Add to this our culture’s obsession with intelligent machines and you can see why more and more people are convinced these chatbots are more than simple software. Last year, an engineer at Google, Blake Lemoine, claimed that the company’s own language model LaMDA was sentient (Google said the claim was “wholly unfounded”), and just this week, users of a chatbot app named Replika have mourned the loss of their AI companion after its ability to conduct erotic and romantic roleplay was removed. As Motherboard reported, many users were “devastated” by the change, having spent years building relationships with the bot. In all these cases, there is a deep sense of emotional attachment — late-night conversations with AI buoyed by fantasy in a world where so much feeling is channeled through chat boxes.

To say that we’re failing the AI mirror test is not to deny the fluency of these tools or their potential power. I’ve written before about “capability overhang” — the concept that AI systems are more powerful than we know — and have felt similarly to Thompson and Roose during my own conversations with Bing. It is undeniably fun to talk to chatbots — to draw out different “personalities,” test the limits of their knowledge, and uncover hidden functions. Chatbots present puzzles that can be solved with words, and so, naturally, they fascinate writers. Talking with bots and letting yourself believe in their incipient consciousness becomes a live-action roleplay: an augmented reality game where the companies and characters are real, and you’re in the thick of it.

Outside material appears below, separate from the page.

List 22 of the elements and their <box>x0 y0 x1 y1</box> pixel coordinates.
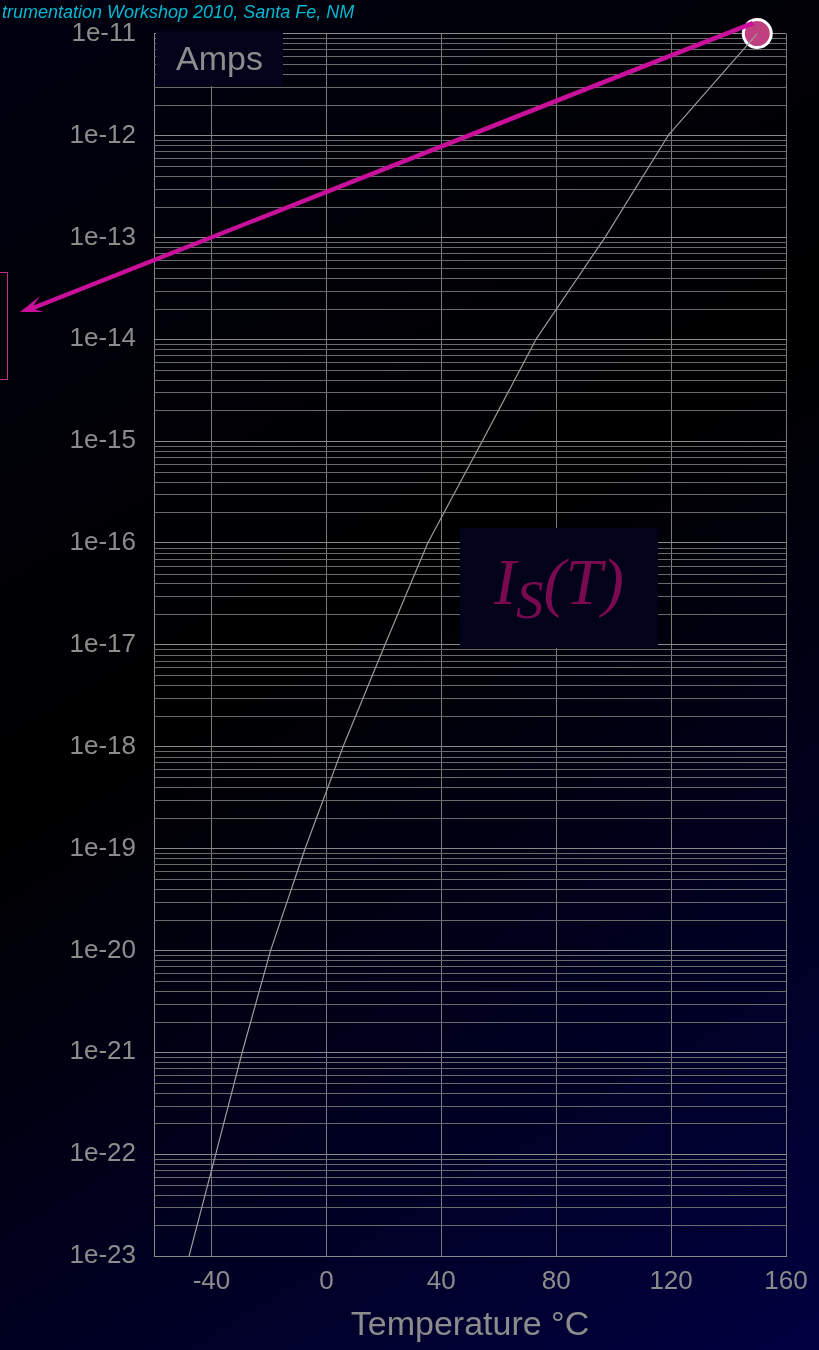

But in a time of AI hype, it’s dangerous to encourage such illusions. It benefits no one: not the people building these systems nor their end users. What we know for certain is that Bing, ChatGPT, and other language models are not sentient, and neither are they reliable sources of information. They make things up and echo the beliefs we present them with. To give them the mantle of sentience — even semi-sentience — means bestowing them with undeserved authority — over both our emotions and the facts with which we understand in the world.

It’s time to take a hard look in the mirror. And not mistake our own intelligence for a machine’s.